We chose a 4 legged quadpod which has 3 servo motors per leg. We calibrated each servo motor and restricted its degree of freedom to a certain set threshold such that each leg has 2 states and our state/action space has 8 dimensions. Our objective was to make the robot traverse from a starting point to a destination point and learn the optimal policy for its navigation between two points. The main challenge we faced was to create a partially observable environment for the agent to perform its action in a real world scenario. We accomplished this by setting up a camera whose field of view consisted of the current position of the robot, its initial and destination points. Instead of consuming the entire frame(which will be dimensionally expensive) as the observation from the environment, we used only the information of the current position of the agent wrt to its initial and destination coordinates.
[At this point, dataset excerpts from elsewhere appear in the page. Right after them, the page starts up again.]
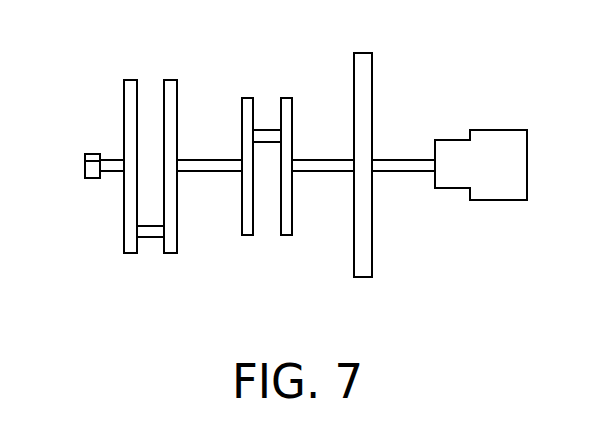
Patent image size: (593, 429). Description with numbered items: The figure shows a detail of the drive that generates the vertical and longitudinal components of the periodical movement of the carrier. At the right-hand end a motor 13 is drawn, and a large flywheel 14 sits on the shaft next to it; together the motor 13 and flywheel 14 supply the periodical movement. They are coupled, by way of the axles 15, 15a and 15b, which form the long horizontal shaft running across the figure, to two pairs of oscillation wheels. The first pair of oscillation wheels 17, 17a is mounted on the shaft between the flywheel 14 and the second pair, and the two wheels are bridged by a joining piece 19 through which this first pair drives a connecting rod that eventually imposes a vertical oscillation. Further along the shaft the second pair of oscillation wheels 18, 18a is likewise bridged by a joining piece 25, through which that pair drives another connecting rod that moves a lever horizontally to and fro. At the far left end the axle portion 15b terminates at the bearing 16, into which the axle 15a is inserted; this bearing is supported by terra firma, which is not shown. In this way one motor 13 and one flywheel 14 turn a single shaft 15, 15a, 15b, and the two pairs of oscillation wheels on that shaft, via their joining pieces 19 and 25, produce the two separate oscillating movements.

The motor 13 is at (497, 145).
The flywheel 14 is at (363, 65).
The axle 15 is at (402, 165).
The axle 15a is at (210, 172).
The axle 15b is at (112, 170).
The bearing 16 is at (93, 157).
The oscillation wheel 17 is at (288, 98).
The oscillation wheel 17a is at (245, 98).
The oscillation wheel 18 is at (168, 85).
The oscillation wheel 18a is at (130, 85).
The joining piece 19 is at (267, 133).
The joining piece 25 is at (150, 237).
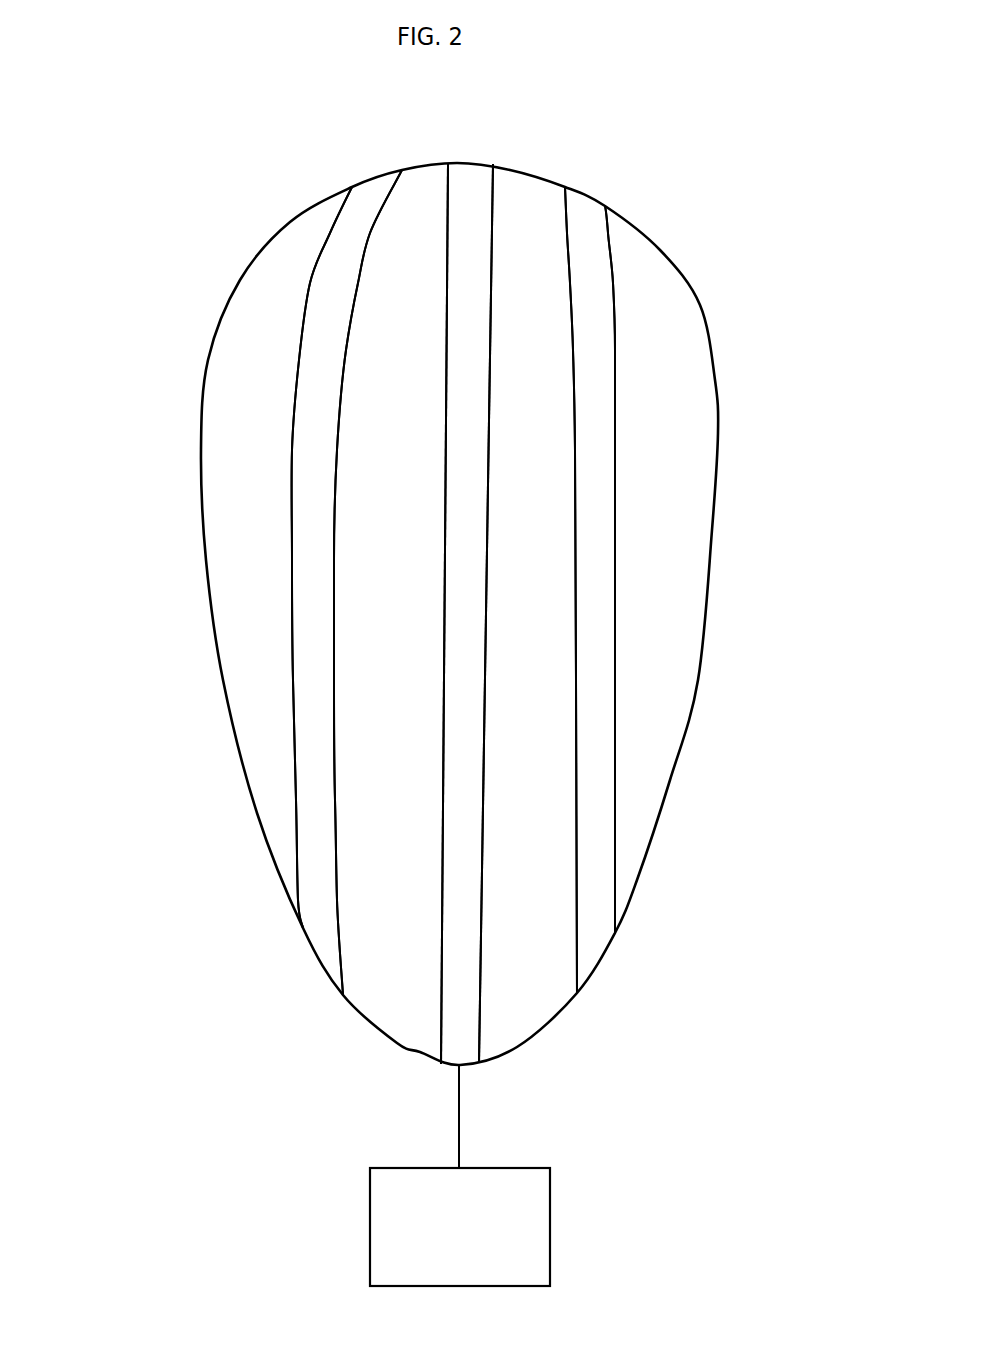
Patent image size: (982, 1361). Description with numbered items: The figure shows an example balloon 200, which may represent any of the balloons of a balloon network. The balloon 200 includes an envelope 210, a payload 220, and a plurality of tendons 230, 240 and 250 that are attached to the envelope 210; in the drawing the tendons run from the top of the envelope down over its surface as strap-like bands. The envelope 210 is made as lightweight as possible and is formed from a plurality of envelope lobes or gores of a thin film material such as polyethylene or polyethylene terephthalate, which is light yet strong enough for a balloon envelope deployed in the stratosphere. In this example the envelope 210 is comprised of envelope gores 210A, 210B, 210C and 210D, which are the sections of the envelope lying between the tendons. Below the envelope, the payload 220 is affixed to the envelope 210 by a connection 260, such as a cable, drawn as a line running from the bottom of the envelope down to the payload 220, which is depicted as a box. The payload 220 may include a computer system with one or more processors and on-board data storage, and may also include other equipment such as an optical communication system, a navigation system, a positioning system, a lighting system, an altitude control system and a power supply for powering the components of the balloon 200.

The balloon 200 is at (812, 48).
The envelope 210 is at (710, 338).
The envelope gore 210A is at (252, 658).
The envelope gore 210B is at (365, 827).
The envelope gore 210C is at (514, 916).
The envelope gore 210D is at (671, 634).
The payload 220 is at (369, 1220).
The tendon 230 is at (365, 182).
The tendon 240 is at (467, 162).
The tendon 250 is at (587, 192).
The connection 260 is at (461, 1130).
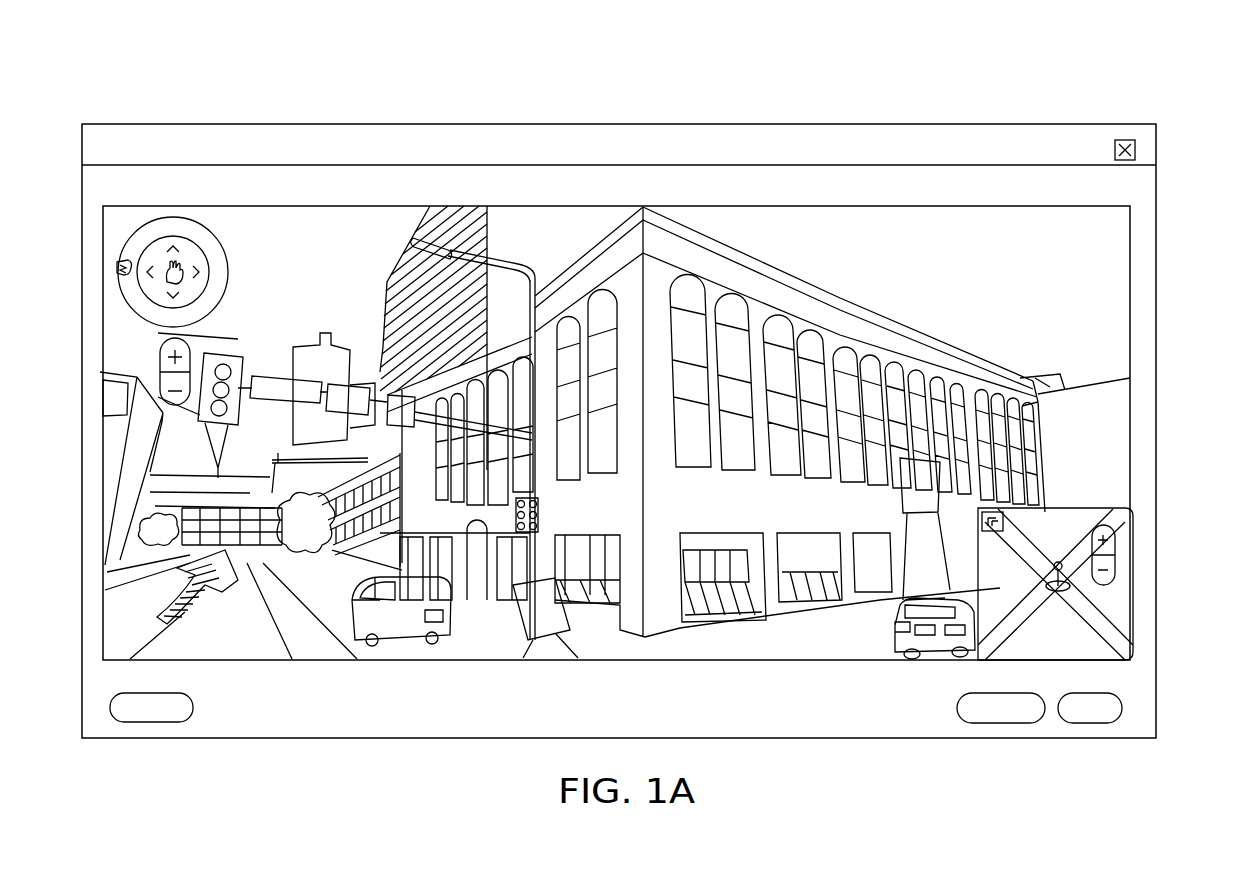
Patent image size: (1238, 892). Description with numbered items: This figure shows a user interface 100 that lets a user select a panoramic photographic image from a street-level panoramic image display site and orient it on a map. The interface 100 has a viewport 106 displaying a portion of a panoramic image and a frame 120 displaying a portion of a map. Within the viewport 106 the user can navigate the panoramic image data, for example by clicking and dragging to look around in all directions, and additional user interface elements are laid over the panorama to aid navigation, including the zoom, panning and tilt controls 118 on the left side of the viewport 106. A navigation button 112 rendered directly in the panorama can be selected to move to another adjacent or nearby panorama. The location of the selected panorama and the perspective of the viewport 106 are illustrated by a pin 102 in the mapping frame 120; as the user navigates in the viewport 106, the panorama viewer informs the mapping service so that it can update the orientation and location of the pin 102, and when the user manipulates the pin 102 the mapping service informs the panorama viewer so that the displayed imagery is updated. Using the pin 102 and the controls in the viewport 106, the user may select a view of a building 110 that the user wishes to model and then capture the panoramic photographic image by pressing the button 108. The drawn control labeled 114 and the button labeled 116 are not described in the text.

The user interface 100 is at (1231, 93).
The pin 102 is at (1072, 590).
The viewport 106 is at (1133, 217).
The button 108 is at (1000, 724).
The building 110 is at (947, 352).
The navigation button 112 is at (205, 604).
The map expand control 114 is at (997, 512).
The done button 116 is at (1092, 724).
The zoom, panning and tilt controls 118 is at (117, 263).
The frame 120 is at (1160, 508).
We used the ϵ-greedy Q-learning with delayed reward to test the exploration of the agent, the agent was rewarded as it moved forward closer to the destination and punished when it moved backward away from the destination. At each step(t), the agent received information of its state along with the respective reward signal and a neural network was used to predict the Q values for each action, given a state. To further improve the results we planned to simulate the environment and train the algorithm in a simulated space in the future
- Model-test file
- Pretrained model weights
- Custom Marker
- Caliberation of the quadpod
We wrote our own environment which is not added to the contents of this repository yet.